Running one 384 MTP on the 3730xl capillary sequencer takes app. 1 hour. Afterwards the raw data is automatically analyzed by using GeneMapper Analysis Software. Stringent settings for clustering and calling ensure a high quality of individual genotypes. Importing the data to a database has been automated as well while quality checks, such as looking for Mendel errors, are not neglected. Genotyping one 384 MTP (368 gDNA samples plus 16 control wells) with SNPlex will yield 17,664 genotypes (considering the ideal case). The current throughput is app. 150,000 genotypes per day. In addition to the increase of throughput, prices for genotyping decreased significantly.
Array-based SNP technologies SNP typing at ultra-high throughput level is performed with array-based technologies such like GeneChip™ microarrays from Affymetrix or BeadChip™ arrays from Illumina. They allow the simultaneous interrogation of 100,000 – 500,000 SNPs in a single experiment from as little as 250-750 ng DNA of a sample. High-speed mapping pipelines based on Affymetrix technology have been first established by the Gene Mapping Center in Berlin and the Cologne Center for Genomics. At present, similar pipelines are under construction in Bonn and Munich. In addition to the standard arrays with a fixed SNP content custom-designed arrays of smaller size (1500-20,000 SNPs) are available through the GoldenGate™ assay from Illumina or the MegAllele™ assay from ParAllele/Affymetrix.
Outlook
As suggested already in the middle of the 1990s, high density SNP mapping should be a method, that enables identification of susceptibility genes for complex disorders by linkage disequilibrium mapping either on a regional or genome wide basis [2]. Nowadays the advances in genotyping technology allow to analyse markers at densities required for such experiments, i.e. densities that allow resolution of haplotype block structure, even in a genome-wide approach. This will give rise to a number of new success stories in complex disease genetics such like the identification of the chromosome 6 susceptibility gene in sarcoidosis [3]. Thus, high density LD mapping with SNPs may become one of the canonical approaches to the identification of complex disease genes in the future.

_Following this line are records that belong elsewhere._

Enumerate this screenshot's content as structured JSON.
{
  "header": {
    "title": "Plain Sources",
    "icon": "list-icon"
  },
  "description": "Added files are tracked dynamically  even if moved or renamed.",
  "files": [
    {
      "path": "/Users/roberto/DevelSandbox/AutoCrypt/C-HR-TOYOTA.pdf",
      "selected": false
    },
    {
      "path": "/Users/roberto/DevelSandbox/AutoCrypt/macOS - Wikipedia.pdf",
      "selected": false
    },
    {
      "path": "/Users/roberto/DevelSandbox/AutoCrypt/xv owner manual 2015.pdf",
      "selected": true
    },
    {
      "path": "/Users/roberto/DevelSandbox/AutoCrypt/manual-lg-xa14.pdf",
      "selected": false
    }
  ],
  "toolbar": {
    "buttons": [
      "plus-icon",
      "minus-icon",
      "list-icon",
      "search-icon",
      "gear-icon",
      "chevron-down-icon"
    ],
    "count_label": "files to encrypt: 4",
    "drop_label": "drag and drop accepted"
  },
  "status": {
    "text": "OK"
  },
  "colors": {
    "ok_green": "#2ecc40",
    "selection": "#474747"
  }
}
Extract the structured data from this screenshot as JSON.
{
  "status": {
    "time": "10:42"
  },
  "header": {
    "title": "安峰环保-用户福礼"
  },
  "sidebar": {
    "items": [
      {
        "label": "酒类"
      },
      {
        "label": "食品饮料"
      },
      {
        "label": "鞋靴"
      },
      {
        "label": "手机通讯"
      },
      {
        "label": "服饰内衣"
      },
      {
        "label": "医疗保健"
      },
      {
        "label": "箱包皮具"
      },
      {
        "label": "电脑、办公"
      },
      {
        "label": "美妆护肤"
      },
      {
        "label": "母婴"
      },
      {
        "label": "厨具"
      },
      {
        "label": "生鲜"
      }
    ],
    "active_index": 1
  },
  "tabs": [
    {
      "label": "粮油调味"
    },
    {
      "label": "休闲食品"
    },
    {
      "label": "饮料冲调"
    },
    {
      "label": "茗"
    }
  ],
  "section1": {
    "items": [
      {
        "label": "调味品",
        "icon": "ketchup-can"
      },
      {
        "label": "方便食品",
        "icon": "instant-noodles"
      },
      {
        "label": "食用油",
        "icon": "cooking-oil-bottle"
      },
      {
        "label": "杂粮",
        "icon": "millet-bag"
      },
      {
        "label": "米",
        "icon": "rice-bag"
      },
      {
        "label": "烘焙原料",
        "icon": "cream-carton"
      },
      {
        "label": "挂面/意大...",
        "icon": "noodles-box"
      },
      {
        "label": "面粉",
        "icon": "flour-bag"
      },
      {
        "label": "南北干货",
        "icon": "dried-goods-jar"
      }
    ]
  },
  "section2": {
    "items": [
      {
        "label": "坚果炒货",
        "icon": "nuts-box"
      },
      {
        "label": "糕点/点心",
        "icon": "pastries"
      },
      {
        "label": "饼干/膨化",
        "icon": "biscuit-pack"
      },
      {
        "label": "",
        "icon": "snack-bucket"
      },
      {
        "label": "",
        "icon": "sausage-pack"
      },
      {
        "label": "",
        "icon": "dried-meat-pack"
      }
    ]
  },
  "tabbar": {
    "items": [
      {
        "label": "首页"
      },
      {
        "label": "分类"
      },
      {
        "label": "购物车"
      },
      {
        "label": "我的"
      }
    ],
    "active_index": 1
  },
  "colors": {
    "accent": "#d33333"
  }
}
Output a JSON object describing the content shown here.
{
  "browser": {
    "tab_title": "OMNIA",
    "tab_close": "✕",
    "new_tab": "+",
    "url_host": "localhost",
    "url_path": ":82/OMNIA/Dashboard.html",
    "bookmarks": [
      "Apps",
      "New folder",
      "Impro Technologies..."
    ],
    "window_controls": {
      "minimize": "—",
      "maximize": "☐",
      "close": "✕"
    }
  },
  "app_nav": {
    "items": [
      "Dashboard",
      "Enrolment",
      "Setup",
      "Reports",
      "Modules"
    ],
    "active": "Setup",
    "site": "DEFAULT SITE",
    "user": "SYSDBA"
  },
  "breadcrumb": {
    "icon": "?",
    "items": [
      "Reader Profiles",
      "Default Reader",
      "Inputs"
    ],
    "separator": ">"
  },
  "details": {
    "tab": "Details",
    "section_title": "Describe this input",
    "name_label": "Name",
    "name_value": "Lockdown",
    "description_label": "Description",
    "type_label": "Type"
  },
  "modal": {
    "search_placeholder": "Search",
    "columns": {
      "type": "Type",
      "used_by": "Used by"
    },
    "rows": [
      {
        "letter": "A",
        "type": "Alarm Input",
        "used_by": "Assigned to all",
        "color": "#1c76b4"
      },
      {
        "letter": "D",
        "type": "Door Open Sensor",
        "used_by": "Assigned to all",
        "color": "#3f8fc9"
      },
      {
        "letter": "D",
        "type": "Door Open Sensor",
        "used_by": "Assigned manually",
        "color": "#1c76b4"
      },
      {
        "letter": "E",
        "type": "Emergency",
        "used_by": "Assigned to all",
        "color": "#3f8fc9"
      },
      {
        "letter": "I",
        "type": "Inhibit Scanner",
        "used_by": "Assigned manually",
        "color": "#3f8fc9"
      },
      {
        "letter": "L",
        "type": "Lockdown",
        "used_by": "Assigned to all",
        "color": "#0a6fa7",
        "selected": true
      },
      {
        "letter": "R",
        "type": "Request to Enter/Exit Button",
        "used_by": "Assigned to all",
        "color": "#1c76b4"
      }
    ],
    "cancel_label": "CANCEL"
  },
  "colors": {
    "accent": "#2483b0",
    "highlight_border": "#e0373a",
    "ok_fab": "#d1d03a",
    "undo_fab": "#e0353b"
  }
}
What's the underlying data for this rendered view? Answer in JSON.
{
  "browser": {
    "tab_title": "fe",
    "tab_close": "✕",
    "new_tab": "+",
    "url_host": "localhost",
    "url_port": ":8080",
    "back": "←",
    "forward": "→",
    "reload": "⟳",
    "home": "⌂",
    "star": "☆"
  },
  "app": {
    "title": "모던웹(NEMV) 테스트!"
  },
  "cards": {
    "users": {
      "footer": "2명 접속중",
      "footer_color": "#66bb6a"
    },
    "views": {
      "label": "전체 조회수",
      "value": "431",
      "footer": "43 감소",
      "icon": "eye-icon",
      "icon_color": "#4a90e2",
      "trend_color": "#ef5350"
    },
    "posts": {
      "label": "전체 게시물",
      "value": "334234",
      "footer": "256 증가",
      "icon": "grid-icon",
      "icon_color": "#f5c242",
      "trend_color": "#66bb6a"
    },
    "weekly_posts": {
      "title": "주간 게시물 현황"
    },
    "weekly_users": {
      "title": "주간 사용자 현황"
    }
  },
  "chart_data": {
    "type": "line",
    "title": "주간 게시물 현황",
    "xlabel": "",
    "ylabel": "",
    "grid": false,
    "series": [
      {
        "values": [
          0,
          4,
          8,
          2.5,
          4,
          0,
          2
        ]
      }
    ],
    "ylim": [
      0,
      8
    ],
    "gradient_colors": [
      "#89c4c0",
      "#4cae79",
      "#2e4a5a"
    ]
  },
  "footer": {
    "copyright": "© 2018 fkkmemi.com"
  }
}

Lit.: 1. Sauer S, et al. Miniaturization in functional genomics and proteomics. Nat Rev Genet 2005 Jun;6(6):465-76. 2. Risch N, Merikangas K (1996). The future of genetic studies of complex human diseases. Science 273:1516-1517. 3. Valentonyte R, Hampe J, Huse K, Rosenstiel P, Albrecht M, Stenzel M, Nagy M, Gaede KI, Jenisch S, Platzer M, Koch A, Lengauer T, Seegert D, Schwinger S, Krawczak M, Müller-Quernheim J, Schürmann M, Schreiber S. Sarcoidosis is associated with a truncating splice site mutation in the BNTL2 gene. Nature Genetics 2005. 37(4):357-64.